Rullyandi menyatakan, "Terkait adanya muatan media sosial yang terungkap adanya pengancaman, manipulatif, dan provokatif, telah menimbulkan kegaduhan publik." Ia menekankan pentingnya penegakan hukum terhadap penyebar konten tersebut dengan menerapkan ketentuan pidana yang berlaku. Ia juga merujuk pada Pasal 28J Ayat (2) UUD 1945, yang mengatur batasan dalam menjalankan hak dan kebebasan setiap warga negara, termasuk pembatasan yang berkaitan dengan pelanggaran hukum.
Lebih lanjut, Rullyandi menyoroti langkah-langkah yang diambil oleh Kepolisian Daerah Jawa Barat dalam menangani kasus penyebaran konten yang dinilai manipulatif. "Sebagaimana langkah tepat Polda Jabar yang berhasil menangkap para pelaku penyebaran konten manipulatif dan provokatif," ungkapnya. Ia menegaskan bahwa penegakan hukum diperlukan ketika aktivitas di media sosial sudah memenuhi unsur pelanggaran pidana.

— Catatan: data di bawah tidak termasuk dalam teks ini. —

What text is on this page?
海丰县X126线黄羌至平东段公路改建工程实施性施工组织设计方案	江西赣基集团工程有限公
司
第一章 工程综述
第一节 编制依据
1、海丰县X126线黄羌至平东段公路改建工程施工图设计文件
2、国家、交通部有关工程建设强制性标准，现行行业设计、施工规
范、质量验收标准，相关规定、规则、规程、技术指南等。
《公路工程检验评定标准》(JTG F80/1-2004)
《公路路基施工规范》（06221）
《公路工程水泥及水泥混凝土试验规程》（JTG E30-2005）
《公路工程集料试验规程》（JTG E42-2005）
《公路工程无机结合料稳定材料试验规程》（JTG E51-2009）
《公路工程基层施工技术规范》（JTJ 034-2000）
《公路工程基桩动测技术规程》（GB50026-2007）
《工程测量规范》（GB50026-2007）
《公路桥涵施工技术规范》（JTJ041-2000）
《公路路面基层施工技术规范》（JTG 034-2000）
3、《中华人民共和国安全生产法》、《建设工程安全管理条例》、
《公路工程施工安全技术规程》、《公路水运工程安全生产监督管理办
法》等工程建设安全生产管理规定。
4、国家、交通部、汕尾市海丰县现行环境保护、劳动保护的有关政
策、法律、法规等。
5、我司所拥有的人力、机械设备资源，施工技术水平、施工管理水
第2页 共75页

Sebelumnya, Direktorat Reserse Siber Polda Jawa Barat telah menetapkan dua tersangka, berinisial AYP (49) dan AF (40), terkait kasus penghasutan hoaks terhadap Presiden Prabowo Subianto di media sosial. Kabid Humas Polda Jawa Barat, Kombes Pol Hendra Rochmawan, menjelaskan bahwa kedua tersangka menyebarkan hoaks dan penghasutan di media sosial Threads. Kasus ini dilaporkan pertama kali pada 4 Agustus 2026 dan ditindaklanjuti oleh Ditressiber Polda Jabar.
Hendra menambahkan bahwa dari hasil penyidikan, tersangka beserta barang bukti berhasil diamankan di Cimahi Selatan, Kota Cimahi. Ia menjelaskan bahwa kasus ini berawal dari unggahan yang membahas pernyataan Presiden Prabowo terkait program senjata nuklir Iran, yang diakhiri dengan ajakan kepada pihak tertentu untuk menghubungi tersangka jika memerlukan informasi lebih lanjut. Hendra menekankan bahwa masalah tidak hanya terletak pada unggahan tersebut, tetapi juga pada komentar-komentar yang diduga mengandung unsur hasutan untuk melakukan tindak pidana.
Dengan demikian, penegakan hukum terhadap penyebaran konten manipulatif dan provokatif di media sosial menjadi semakin mendesak, mengingat potensi ancaman yang ditimbulkan terhadap keselamatan masyarakat.